From debut author Alyssa Hollingsworth comes a story about living with fear, being a friend, and finding a new place to call home. They say you can’t get something for nothing, but nothing is all Sami has. When his grandfather’s most-prized possession—a traditional Afghan instrument called a rebab—is stolen, Sami resolves to get it back. He finds it at a music store, but it costs $700, and Sami doesn’t have even one penny. What he does have is a keychain that has caught the eye of his classmate. If he trades the keychain for something more valuable, could he keep trading until he has $700? Sami is about to find out. The Eleventh Trade is both a classic middle school story and a story about being a refugee. Like Katherine Applegate, author of Wishtree, Alyssa Hollingsworth tackles a big issue with a light touch.
Alyssa was born in small-town Milton, Florida, but life as a roving military kid soon mellowed her (unintelligibly strong) Southern accent. Wanderlust is in her blood, and she’s always waiting for the wind to change. Stories remain her constant.
Alyssa received her BA in English with an emphasis in Creative Writing from Berry College and her MA with honors in Writing for Young People at Bath Spa University. In 2013, she won a prize from the Elie Wiesel Foundation for Humanity for her creative non-fiction essay, Naan in the Afghan Village. She is represented by Amber Caraveo at Skylark Literary. Her debut is THE ELEVENTH TRADE, published by Roaring Brook/Macmillan (U.S.) and Piccadilly Press (U.K.).
Where did you originally get the idea for The Eleventh Trade?
While I was getting my post-graduate degree, I was given an assignment to draft a short story for a book I’d never ever actually write. A book that would be soooooo far out of my comfort zone, I’d never do it. At the time, I was working on a Young Adult project about mermaids and magic — so I figured the opposite of that would be a contemporary story for 8-12s! I thought about books I enjoyed reading in that age range, and then blended those ideas with themes I’m passionate about (like refugees and family) and topics I wanted to learn about (like trauma and healing). At the end of the assignment, I had the basic bones of the story that would become The Eleventh Trade!
What was the hardest part about creating The Eleventh Trade?

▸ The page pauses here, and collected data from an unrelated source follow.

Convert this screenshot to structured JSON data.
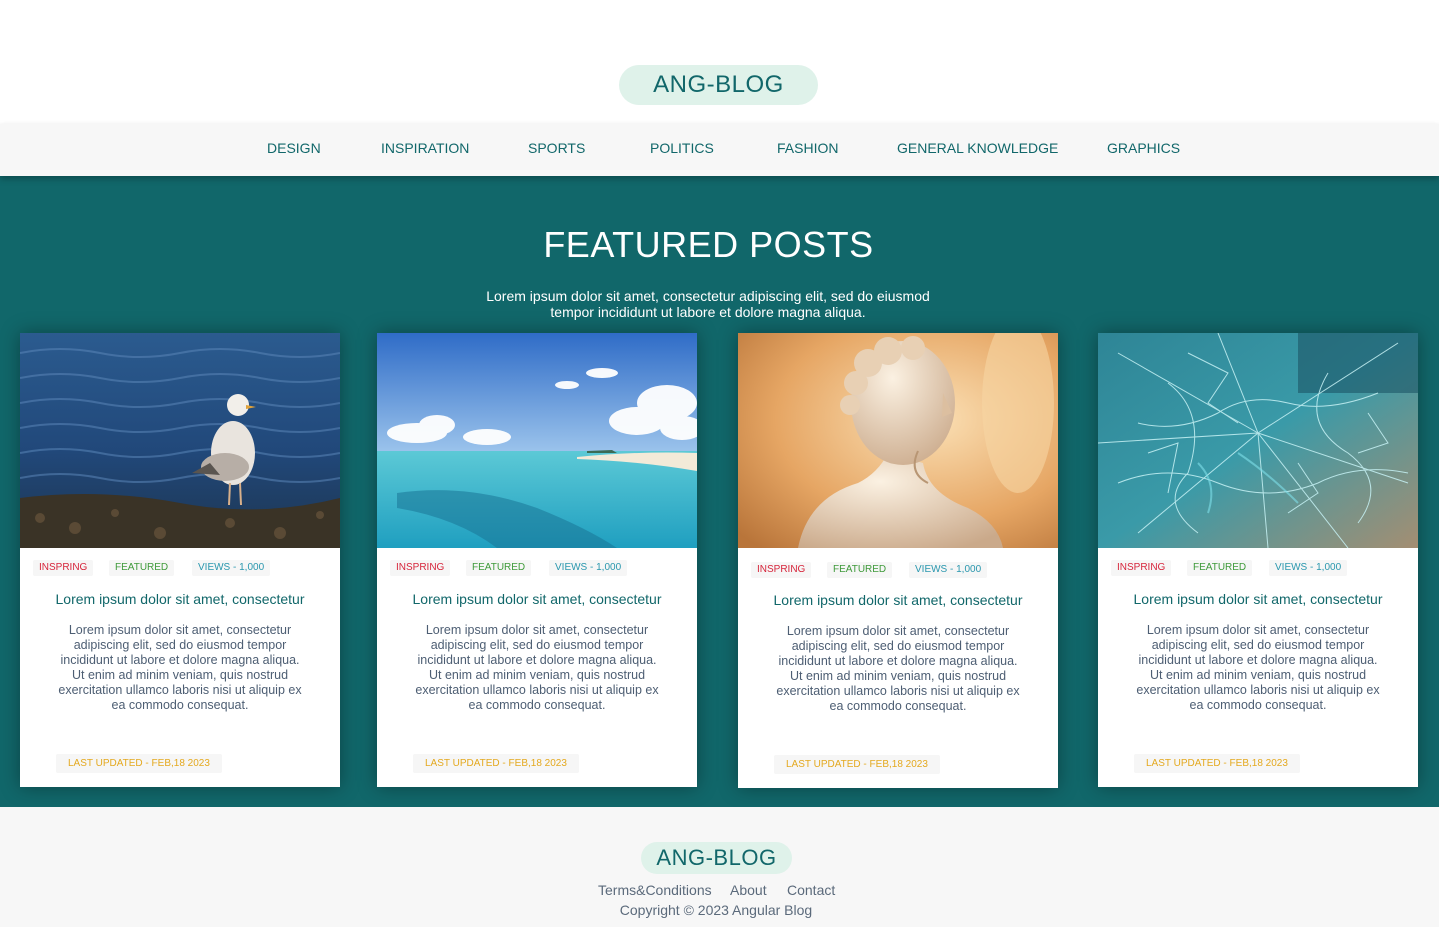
{
  "header": {
    "logo": "ANG-BLOG"
  },
  "nav": {
    "items": [
      {
        "label": "DESIGN"
      },
      {
        "label": "INSPIRATION"
      },
      {
        "label": "SPORTS"
      },
      {
        "label": "POLITICS"
      },
      {
        "label": "FASHION"
      },
      {
        "label": "GENERAL KNOWLEDGE"
      },
      {
        "label": "GRAPHICS"
      }
    ]
  },
  "featured": {
    "title": "FEATURED POSTS",
    "subtitle": "Lorem ipsum dolor sit amet, consectetur adipiscing elit, sed do eiusmod tempor incididunt ut labore et dolore magna aliqua."
  },
  "colors": {
    "primary": "#11676a",
    "pill": "#dff2ea",
    "tag_red": "#d6253b",
    "tag_green": "#3f9a3a",
    "tag_blue": "#2a97ae",
    "updated": "#e4a91f"
  },
  "cards": [
    {
      "image": "seagull-on-water-photo",
      "tags": [
        "INSPRING",
        "FEATURED",
        "VIEWS - 1,000"
      ],
      "title": "Lorem ipsum dolor sit amet, consectetur",
      "text": "Lorem ipsum dolor sit amet, consectetur adipiscing elit, sed do eiusmod tempor incididunt ut labore et dolore magna aliqua. Ut enim ad minim veniam, quis nostrud exercitation ullamco laboris nisi ut aliquip ex ea commodo consequat.",
      "updated": "LAST UPDATED - FEB,18 2023"
    },
    {
      "image": "tropical-beach-photo",
      "tags": [
        "INSPRING",
        "FEATURED",
        "VIEWS - 1,000"
      ],
      "title": "Lorem ipsum dolor sit amet, consectetur",
      "text": "Lorem ipsum dolor sit amet, consectetur adipiscing elit, sed do eiusmod tempor incididunt ut labore et dolore magna aliqua. Ut enim ad minim veniam, quis nostrud exercitation ullamco laboris nisi ut aliquip ex ea commodo consequat.",
      "updated": "LAST UPDATED - FEB,18 2023"
    },
    {
      "image": "statue-bust-photo",
      "tags": [
        "INSPRING",
        "FEATURED",
        "VIEWS - 1,000"
      ],
      "title": "Lorem ipsum dolor sit amet, consectetur",
      "text": "Lorem ipsum dolor sit amet, consectetur adipiscing elit, sed do eiusmod tempor incididunt ut labore et dolore magna aliqua. Ut enim ad minim veniam, quis nostrud exercitation ullamco laboris nisi ut aliquip ex ea commodo consequat.",
      "updated": "LAST UPDATED - FEB,18 2023"
    },
    {
      "image": "cracked-glass-photo",
      "tags": [
        "INSPRING",
        "FEATURED",
        "VIEWS - 1,000"
      ],
      "title": "Lorem ipsum dolor sit amet, consectetur",
      "text": "Lorem ipsum dolor sit amet, consectetur adipiscing elit, sed do eiusmod tempor incididunt ut labore et dolore magna aliqua. Ut enim ad minim veniam, quis nostrud exercitation ullamco laboris nisi ut aliquip ex ea commodo consequat.",
      "updated": "LAST UPDATED - FEB,18 2023"
    }
  ],
  "footer": {
    "logo": "ANG-BLOG",
    "links": [
      {
        "label": "Terms&Conditions"
      },
      {
        "label": "About"
      },
      {
        "label": "Contact"
      }
    ],
    "copyright": "Copyright © 2023 Angular Blog"
  }
}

There were a lot of aspects of this book that were far out of my comfort zone, including but not limited to: I’m not Afghan, I’m not a Muslim, I didn’t go to public school, I never played soccer, I’m not a boy, I’ve never lived in Boston… The list goes on and on. As I wrote, I had to constantly fight fear that I wouldn’t be able to capture these experiences well. But in those places where I didn’t have firsthand knowledge, I was able to reach out to a huge community of friends all around the world. They stepped in as the experts, and my job was merely to learn from them and work their knowledge into this story.